- Bhamatsar Location in Rajasthan, India Bhamatsar Bhamatsar (India)
- Coordinates: 27°40′04″N 73°21′43″E﻿ / ﻿27.6678°N 73.3620°E
- Country: India
- State: Rajasthan
- District: Bikaner
- Tehsil: Nokha

Government
- • Type: Panchayati raj (India)
- • Body: Gram panchayat
- Elevation: 217 m (712 ft)

Population (2011)
- • Total: 5,000

Languages
- • Official: Marwari, Hindi
- Time zone: UTC+5:30 (IST)
- PIN: 334801
- Telephone code: 01532
- Vehicle registration: RJ-07, RJ-50
- Nearest city: Bikaner
- Temperature: Summer: 41 °C (106 °F) Winter: −7 °C (19 °F)

= Bhamatsar =

Bhamatsar is a large village located in Nokha Tehsil of Bikaner District of Rajasthan state, India.

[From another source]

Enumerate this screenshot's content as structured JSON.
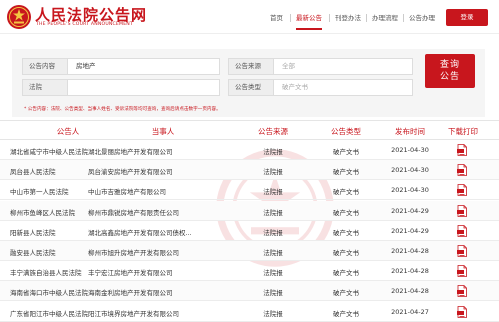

It is located 340 km from Jaipur,
209 km from Jodhpur, and
467 km from Mount Abu.

The village is administrated by a sarpanch (head of the village) who is elected every five years. In 2011 the population of the village was 5,000, with 614 households.

== Geography ==
The total geographic area of Bhamatsar in 2011 was 3001 hectares. The village lies in the Nokha assembly constituency and the Bikaner parliamentary constituency. The location (village) code of Bhamatsar is 69610.

== Demographics ==

The 2011 Census of India recorded the population of Bhamatsar as 5000, of which 2613 were male and 2387 were female. A total of 614 families resided in the village, with 934 children between the ages of 0 and 6.

In 2011, the literacy rate in Bhamatsar village was 66.21% compared to the 66.11% in the state. Male literacy was 79.32% while female literacy rate was 51.95%.

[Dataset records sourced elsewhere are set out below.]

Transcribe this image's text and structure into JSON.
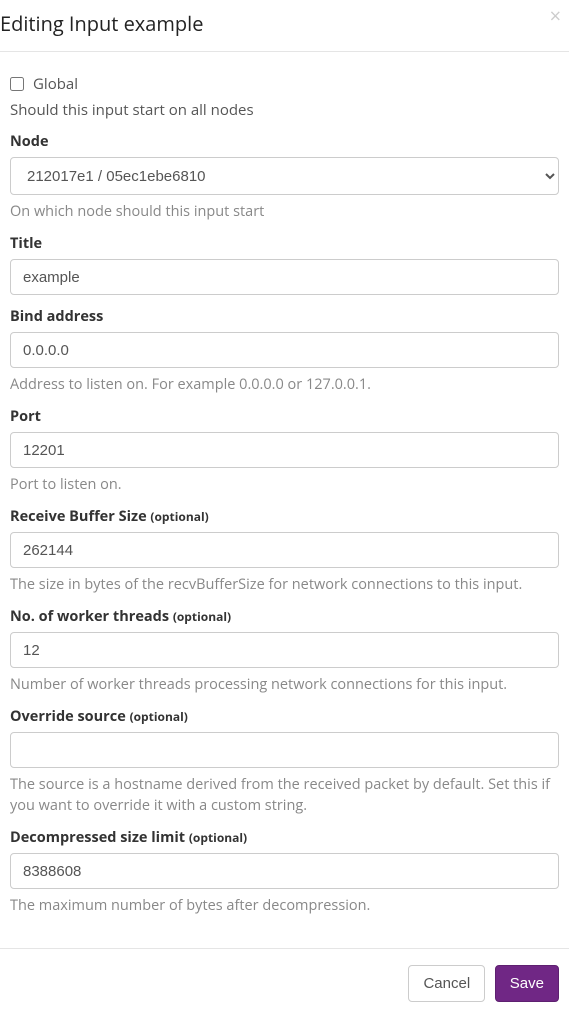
{
  "header": {
    "title": "Editing Input example"
  },
  "global": {
    "label": "Global",
    "help": "Should this input start on all nodes"
  },
  "node": {
    "label": "Node",
    "selected": "212017e1 / 05ec1ebe6810",
    "help": "On which node should this input start"
  },
  "titleField": {
    "label": "Title",
    "value": "example"
  },
  "bind": {
    "label": "Bind address",
    "value": "0.0.0.0",
    "help": "Address to listen on. For example 0.0.0.0 or 127.0.0.1."
  },
  "port": {
    "label": "Port",
    "value": "12201",
    "help": "Port to listen on."
  },
  "recvBuf": {
    "label": "Receive Buffer Size",
    "optional": "(optional)",
    "value": "262144",
    "help": "The size in bytes of the recvBufferSize for network connections to this input."
  },
  "workers": {
    "label": "No. of worker threads",
    "optional": "(optional)",
    "value": "12",
    "help": "Number of worker threads processing network connections for this input."
  },
  "overrideSource": {
    "label": "Override source",
    "optional": "(optional)",
    "value": "",
    "help": "The source is a hostname derived from the received packet by default. Set this if you want to override it with a custom string."
  },
  "decompressed": {
    "label": "Decompressed size limit",
    "optional": "(optional)",
    "value": "8388608",
    "help": "The maximum number of bytes after decompression."
  },
  "footer": {
    "cancel": "Cancel",
    "save": "Save"
  }
}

Scheduled castes made up 14.54% of the population, while 0.02% of the population was made up of Scheduled tribes.

Of the 2498 people in work, 38.99% of workers described their work as "Main Work" (employed more than 6 months), with 690 owner or co-owner cultivators and 31 agricultural workers. The remaining 61.01% of workers were involved in work for less than 6 months.